Cells usually self-destruct when irreparable glitches occur in their DNA. Programmed cell death, or apoptosis, helps insure that cells with damaged DNA do not grow and replicate to produce more mutated cells. Apoptosis thereby helps protect and insure the survival of the organism.
At the GSA Drosophila Research Conference, TinTin Su, Ph.D., will report that a dying Drosophila melanogaster larvae cell alerts neighboring cells that they are in danger of suffering a similar fate.
Dr. Su and her collaborators at University of Colorado, Boulder used ionizing radiation (IR) to induce DNA damage and apoptosis in cells of the wing imaginal disc, the immature form of the fly’s wings. The neighboring cells responded by activating bantam, a microRNA. As a result, the neighboring cells became more difficult to kill by IR.

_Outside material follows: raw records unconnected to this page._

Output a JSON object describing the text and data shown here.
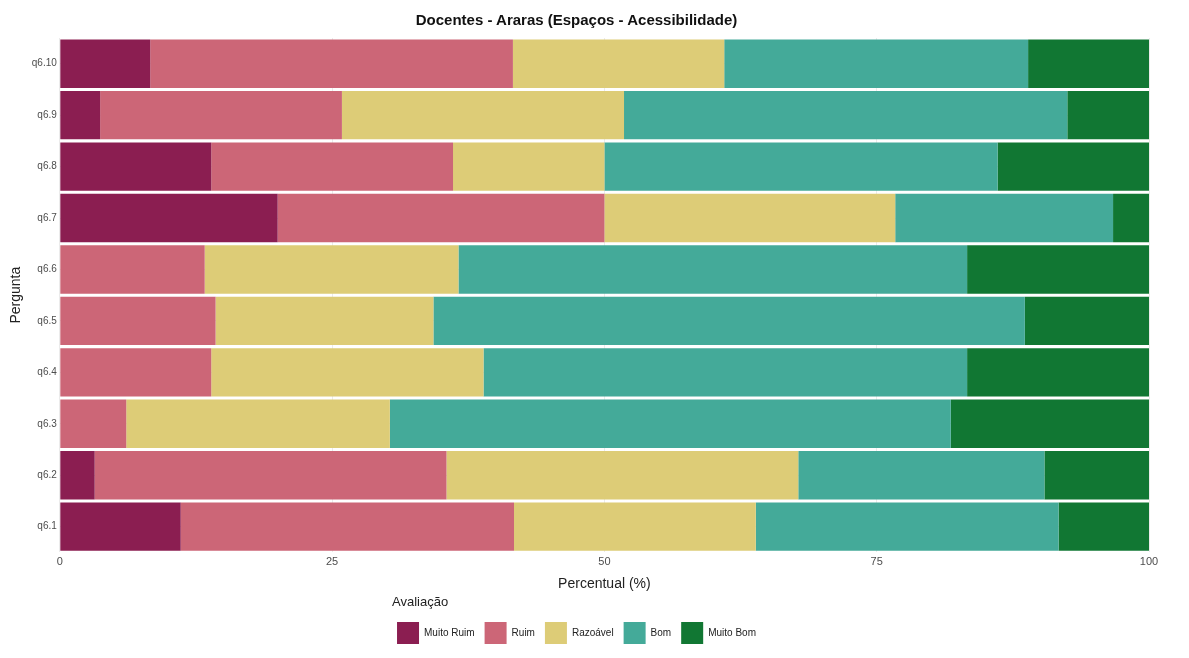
{
  "chart_data": {
    "type": "bar",
    "orientation": "horizontal",
    "stacked": true,
    "title": "Docentes - Araras (Espaços - Acessibilidade)",
    "xlabel": "Percentual (%)",
    "ylabel": "Pergunta",
    "legend_title": "Avaliação",
    "legend": "bottom",
    "grid": true,
    "categories": [
      "q6.10",
      "q6.9",
      "q6.8",
      "q6.7",
      "q6.6",
      "q6.5",
      "q6.4",
      "q6.3",
      "q6.2",
      "q6.1"
    ],
    "xlim": [
      0,
      100
    ],
    "xticks": [
      0,
      25,
      50,
      75,
      100
    ],
    "series": [
      {
        "name": "Muito Ruim",
        "color": "#8b1e51",
        "values": [
          8.3,
          3.7,
          13.9,
          20,
          0,
          0,
          0,
          0,
          3.2,
          11.1
        ]
      },
      {
        "name": "Ruim",
        "color": "#cc6677",
        "values": [
          33.3,
          22.2,
          22.2,
          30,
          13.3,
          14.3,
          13.9,
          6.1,
          32.3,
          30.6
        ]
      },
      {
        "name": "Razoável",
        "color": "#ddcc77",
        "values": [
          19.4,
          25.9,
          13.9,
          26.7,
          23.3,
          20,
          25,
          24.2,
          32.3,
          22.2
        ]
      },
      {
        "name": "Bom",
        "color": "#44aa99",
        "values": [
          27.9,
          40.7,
          36.1,
          20,
          46.7,
          54.3,
          44.4,
          51.5,
          22.6,
          27.8
        ]
      },
      {
        "name": "Muito Bom",
        "color": "#117733",
        "values": [
          11.1,
          7.5,
          13.9,
          3.3,
          16.7,
          11.4,
          16.7,
          18.2,
          9.6,
          8.3
        ]
      }
    ]
  }
}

The scientists determined that the key to this process was the receptor tyrosine kinase Tie. The dying cell’s signal turned on Tie, thereby activating the short microRNA molecule bantam.
Previously the only known role for Tie in fruit flies was in long-range signaling in border cell migration. Although Tie is not required for normal larval development, it becomes necessary for survival after radiation exposure, Dr. Su noted.
The dying cell’s signaling its neighbors to protect themselves from apoptosis challenges the long held view that cells in the vicinity of dying, irradiated cells become more prone to death. The results of the experiments conducted by Dr. Su and her collaborators also complement previous studies that showed that a larval disc cell’s death leads to proliferation of cells in the disc.
If this protective mechanism also operates in mammals, it may affect the results of the sequential use of cytotoxic agents and radiation in cancer therapy, she pointed out.
Abstract: “Dying cells protect survivors from radiation-induced cell death.” TinTin Su, Amber Bilak, Lyle Uyetake. MCD Biology, University of Colorado, Boulder, CO.